As shown in fig. 7, the resampling step S202) specifically includes the following steps S2021) to S2023). S2021) an effective mass-to-charge ratio selecting step for selecting an effective mass-to-charge ratio interval and an effective mass-to-charge ratio number; and constructing an effective mass-to-charge ratio schematic diagram in the resampled data, wherein the abscissa of the schematic diagram represents the effective mass-to-charge ratio number reserved after resampling, and the ordinate of the schematic diagram represents the mass-to-charge ratio numerical value corresponding to the mass-to-charge ratio number. S2022) an effective mass-to-charge ratio calculating step for calculating the mass-to-charge ratio of the resampled mass spectrum data by using a resampling algorithm; the resampling algorithm is as follows: the mass-to-charge ratio interval of the effective mass spectrum data after resampling is set as [ y 1 ,y 2 ]The mass-to-charge ratio coordinate number after resampling is N; calculating the mass-to-charge ratio coordinate after resampling by using the following formula
Wherein N is greater than 10 4 And less than 10 5 The balance between the accuracy of the algorithm and the calculation speed is obtained. And S2023) an interpolation processing step, namely performing interpolation processing on the mass spectrogram after baseline correction by using the mass-to-charge ratio and the mass-to-charge ratio number after resampling, and converting the abscissa of the mass spectrogram after baseline correction into the mass-to-charge ratio number from the mass-to-charge ratio numerical value. In this embodiment, the mass-to-charge ratios of the resampled mass spectrum data are all distributed in a mass-to-charge ratio interval of 98.9 to 1003.1, 10000 groups of effective mass spectrum data are reserved, and the resampled mass-to-charge ratio coordinate +is calculated by using the following formula> Corresponding to the effective mass spectrum data, 10000 mass-to-charge ratios are provided, as shown in fig. 8, which is a schematic diagram of the effective mass-to-charge ratio in the resampled data of this embodiment, and the abscissa of the diagram represents the effective mass-to-charge ratio number retained after resampling, and the ordinate of the diagram represents the mass-to-charge ratio value corresponding to the mass-to-charge ratio number.

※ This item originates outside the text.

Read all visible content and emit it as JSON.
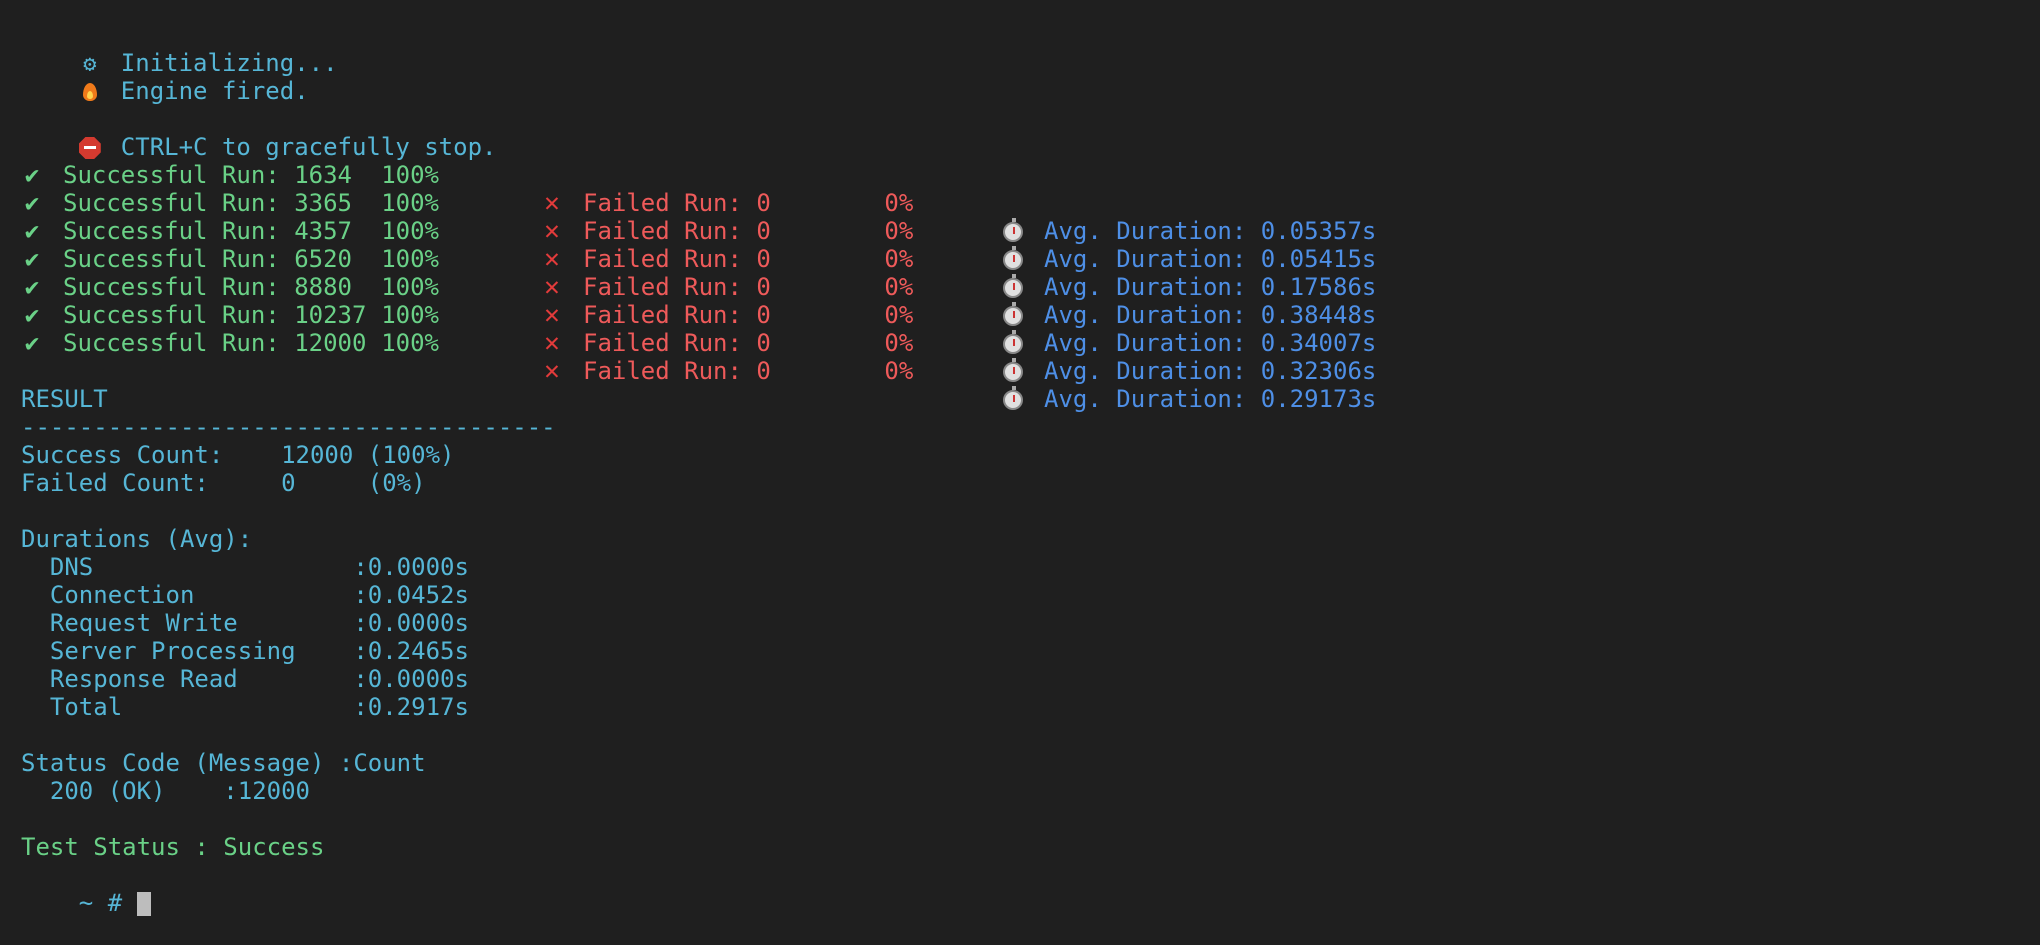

In the process of carrying out interpolation processing on the mass spectrogram, removing redundant mass spectrum data in the mass spectrogram (shown in figure 6) after baseline correction, and only reserving effective mass spectrum data for resampling; the abscissa of the mass spectrum after baseline correction is converted from the charge-to-mass ratio value to the mass-to-charge ratio number, and the ordinate is unchanged, so that resampling of each group of original mass spectrum data can be completed, as shown in fig. 9, the mass spectrum of the resampled mass spectrum data of this embodiment is shown, the abscissa represents the effective mass-to-charge ratio number after resampling, and the ordinate represents the actually-measured ion signal intensity value corresponding to the mass-to-charge ratio number. After the resampling step, on the mass spectrogram, the interval with the relatively small mass-to-charge ratio contains more sampling values, and the interval with the relatively large mass-to-charge ratio contains less sampling values, and corresponds to the assumption that the interval with the small mass-to-charge ratio contains more information than the interval with the large mass-to-charge ratio.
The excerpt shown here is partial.